March 6 (Bloomberg) -- The Bank of England is overhauling the leadership of its economics unit as Governor Mervyn King and Chief Economist Spencer Dale put in place a new crop of officials who may be picked for future policy roles.
The revamp that began yesterday is focused on managers in Dale’s department, which produces forecasts, statistics and economic analysis, according to the central bank’s website. The officials changing position or assuming new roles are Robert Woods, James Bell, Neal Hatch, Phil Evans and Chris Young.
The staff changes come as King and Deputy Governor Charles Bean approach the final year of their terms, and the central bank prepares to take on new regulatory powers over financial institutions. The overhaul is at the head of division level that has in the past been a talent pool for promotion to the bank’s Monetary Policy Committee.
“They’re the up-and-coming people,” said Jens Larsen, chief European economist at RBC Capital Markets in London and a former head of division who left the Bank of England in September 2010. “That’s the natural fishing ground for an internal promotion up to the MPC level.”
Woods, an official on secondment from the U.K. Treasury, will replace Evans as head of Conjunctural Assessment and Projections from March 26. Evans will leave the division in May.

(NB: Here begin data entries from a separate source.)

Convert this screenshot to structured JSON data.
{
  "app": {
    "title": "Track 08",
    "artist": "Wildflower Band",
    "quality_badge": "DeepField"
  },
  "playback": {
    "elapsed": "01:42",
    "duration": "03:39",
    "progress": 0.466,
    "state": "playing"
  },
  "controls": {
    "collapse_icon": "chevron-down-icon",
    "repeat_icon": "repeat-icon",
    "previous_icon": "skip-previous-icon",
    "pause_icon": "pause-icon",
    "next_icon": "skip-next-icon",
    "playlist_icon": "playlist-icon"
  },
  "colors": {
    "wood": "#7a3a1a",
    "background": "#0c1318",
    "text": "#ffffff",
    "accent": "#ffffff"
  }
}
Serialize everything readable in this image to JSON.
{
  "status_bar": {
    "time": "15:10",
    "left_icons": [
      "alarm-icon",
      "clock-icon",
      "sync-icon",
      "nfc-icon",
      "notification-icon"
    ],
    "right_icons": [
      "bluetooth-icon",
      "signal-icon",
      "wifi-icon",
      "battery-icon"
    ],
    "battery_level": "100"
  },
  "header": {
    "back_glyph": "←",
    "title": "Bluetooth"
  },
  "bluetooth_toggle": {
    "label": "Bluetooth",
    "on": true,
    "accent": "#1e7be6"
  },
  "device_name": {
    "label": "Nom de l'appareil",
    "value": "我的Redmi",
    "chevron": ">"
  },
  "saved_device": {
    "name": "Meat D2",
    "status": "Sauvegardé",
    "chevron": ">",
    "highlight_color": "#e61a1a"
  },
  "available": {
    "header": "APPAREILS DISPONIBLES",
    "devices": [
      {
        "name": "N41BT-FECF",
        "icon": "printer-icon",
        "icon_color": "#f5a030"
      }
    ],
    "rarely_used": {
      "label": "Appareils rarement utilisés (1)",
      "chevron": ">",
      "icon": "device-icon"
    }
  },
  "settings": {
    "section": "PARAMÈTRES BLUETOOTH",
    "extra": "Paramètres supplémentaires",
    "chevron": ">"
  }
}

Chris Young on March 19 will take over Macro Financial Analysis, the role previously held by Woods.
James Bell moved from the press office to become head of Structural Economic Analysis, replacing Hatch. Bell started his role yesterday.
The Bank of England declined to comment on the changes within Dale’s Monetary Analysis and Statistics department or provide further information.

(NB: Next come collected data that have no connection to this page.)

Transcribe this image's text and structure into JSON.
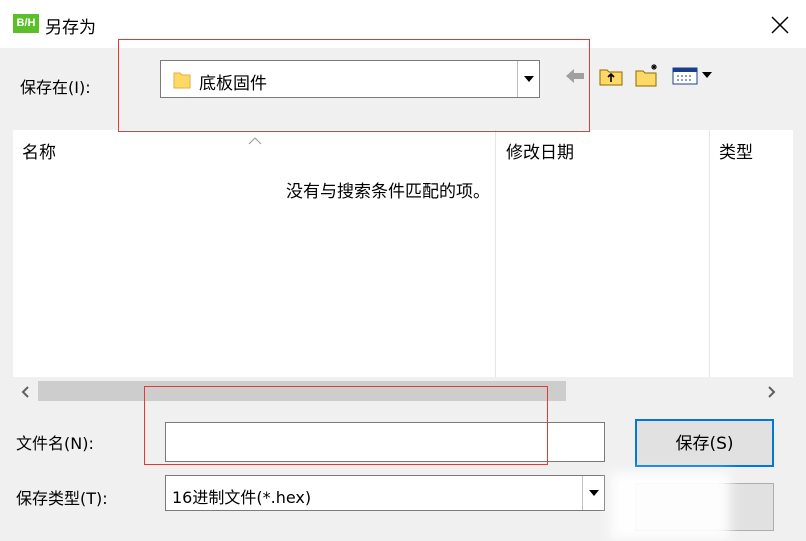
{
  "window": {
    "title": "另存为",
    "app_icon_text": "B/H"
  },
  "location": {
    "label": "保存在(I):",
    "value": "底板固件"
  },
  "toolbar": {
    "back_arrow": "back-arrow-icon",
    "up_folder": "up-folder-icon",
    "new_folder": "new-folder-icon",
    "view_menu": "view-menu-icon"
  },
  "list": {
    "columns": [
      "名称",
      "修改日期",
      "类型"
    ],
    "empty_message": "没有与搜索条件匹配的项。"
  },
  "filename": {
    "label": "文件名(N):",
    "value": ""
  },
  "filetype": {
    "label": "保存类型(T):",
    "value": "16进制文件(*.hex)"
  },
  "buttons": {
    "save": "保存(S)",
    "cancel": ""
  },
  "colors": {
    "highlight_box": "#e53935",
    "folder_yellow": "#ffd966"
  }
}
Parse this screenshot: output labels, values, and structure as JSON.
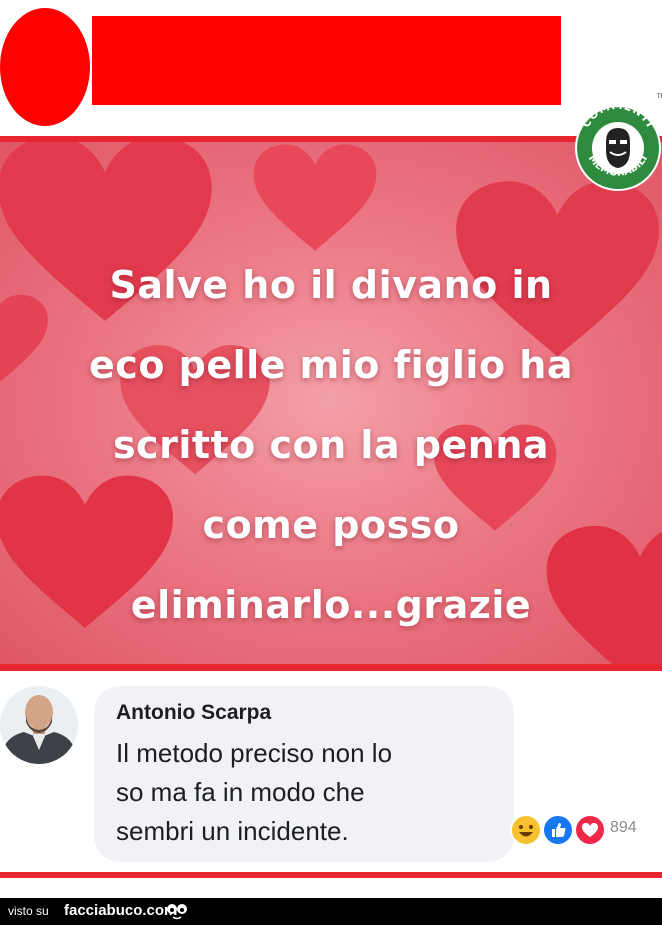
{
  "post": {
    "lines": [
      "Salve ho il divano in",
      "eco pelle mio figlio ha",
      "scritto con la penna",
      "come posso",
      "eliminarlo...grazie"
    ]
  },
  "badge": {
    "top_text": "COMMENTI",
    "bottom_text": "MEMORABILI",
    "tm": "TM"
  },
  "comment": {
    "author": "Antonio Scarpa",
    "lines": [
      "Il metodo preciso non lo",
      "so ma fa in modo che",
      "sembri un incidente."
    ],
    "reactions": {
      "icons": [
        "haha-icon",
        "like-icon",
        "love-icon"
      ],
      "count": "894"
    }
  },
  "footer": {
    "prefix": "visto su",
    "site": "facciabuco.com"
  },
  "colors": {
    "redaction": "#fe0000",
    "accent_line": "#e8262f",
    "badge_green": "#2e8b3e"
  }
}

All of the positions report to Dale, who was head of Monetary Assessment and Strategy from 1999 to 2000 and led Conjunctural Assessment and Projections from 2000 to 2006. He then left the bank for a secondment at the U.S. Federal Reserve before returning to become chief economist.
Deputy Governor Paul Tucker, a favorite among economists to replace King as Governor, was head of Monetary Assessment and Strategy from 1997 to 1998. Paul Fisher, now the bank’s markets director, led the projections team from 1995 to 1999.

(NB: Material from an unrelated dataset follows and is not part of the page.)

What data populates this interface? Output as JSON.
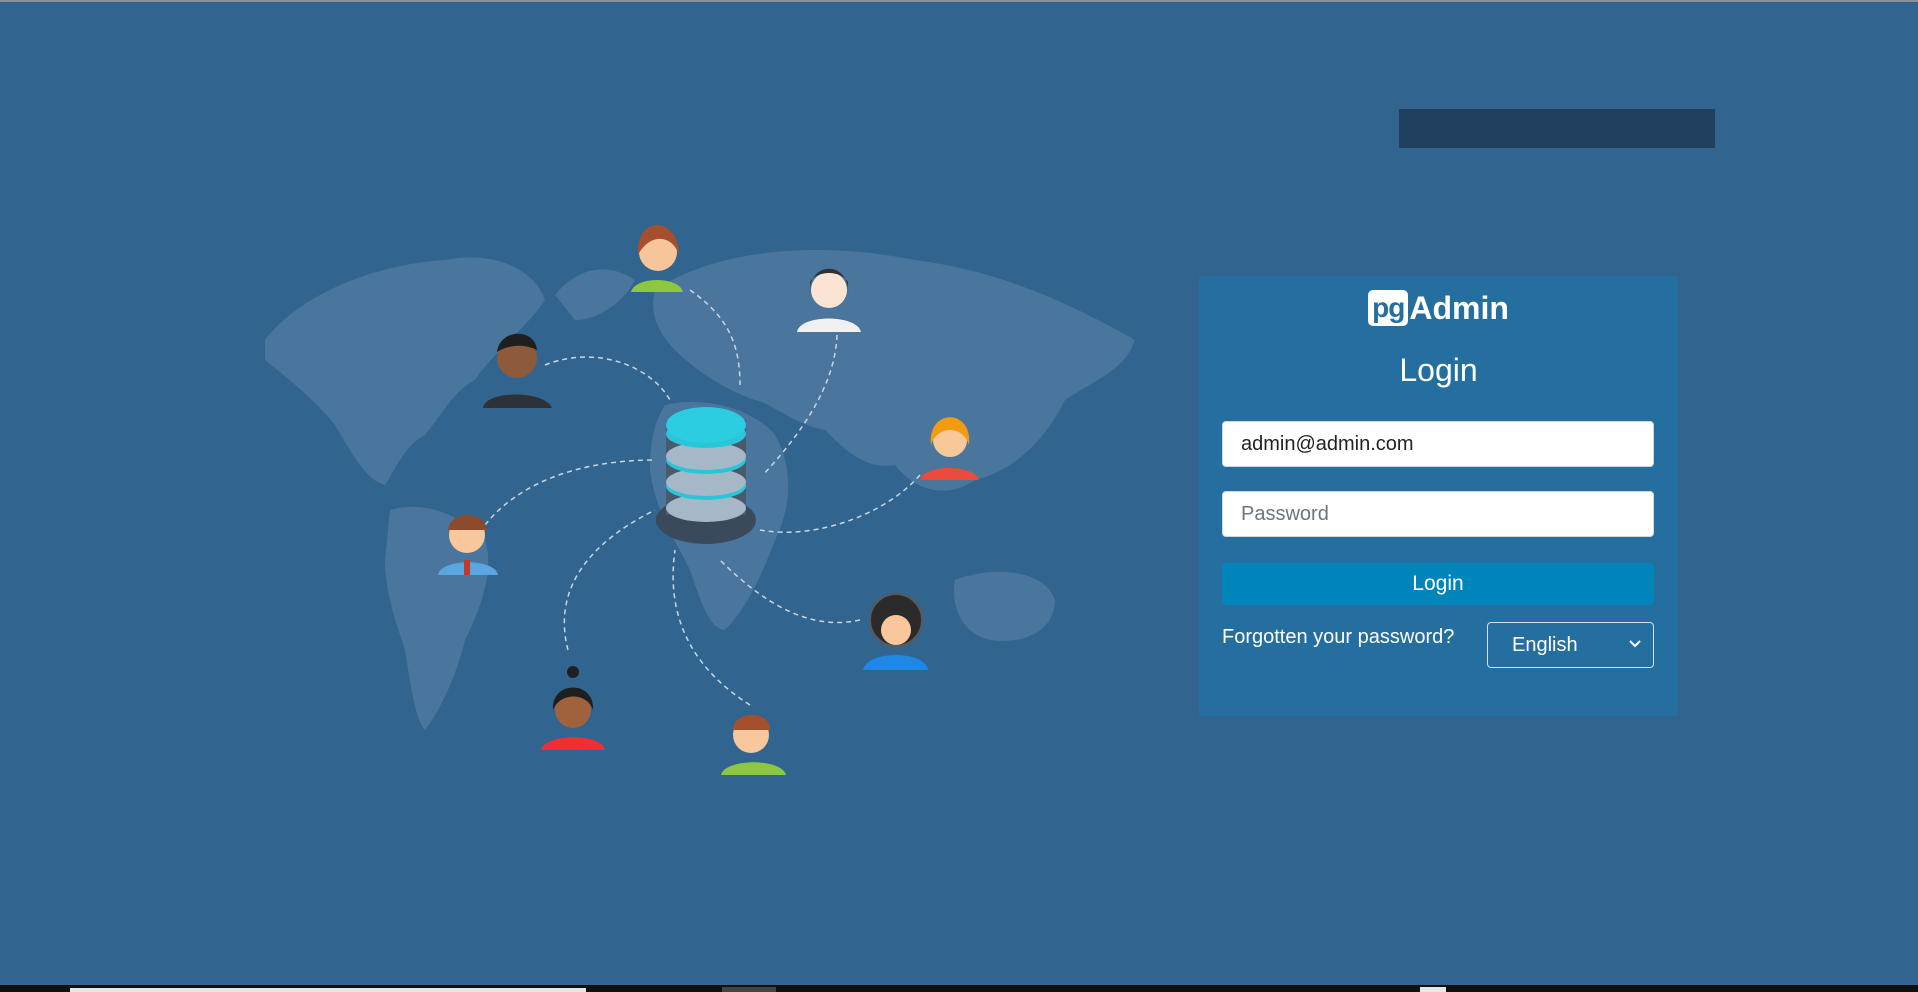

“It’s the baton being passed to the next generation,” said Richard Barwell, economist at Royal Bank of Scotland Group Plc in London and a former central bank official. “These are some of the most talented people the bank’s got, and they’ve all made their name under Spencer.”
Bean’s term as deputy governor finishes at the end of June 2013. King is scheduled to leave that same month after serving the maximum two five-year terms allowed. Chancellor of the Exchequer George Osborne and Treasury officials will begin the search for King’s successor starting next month, with the aim of making an announcement later this year, a government official with knowledge of the matter said last month.
The staff involved in the latest changes may help provide continuity after King retires and the bank assumes its new powers from the Financial Services Authority, according to David Tinsley, an economist at BNP Paribas in London.
“Mervyn and Charlie have been at the helm of the bank for so long now that the people below them would represent the choices they’ve made,” said Tinsley, a former Bank of England official. “These are people who’ve delivered the goods, and the decision makers are above them. I wouldn’t expect a new governor to make changes at that level.”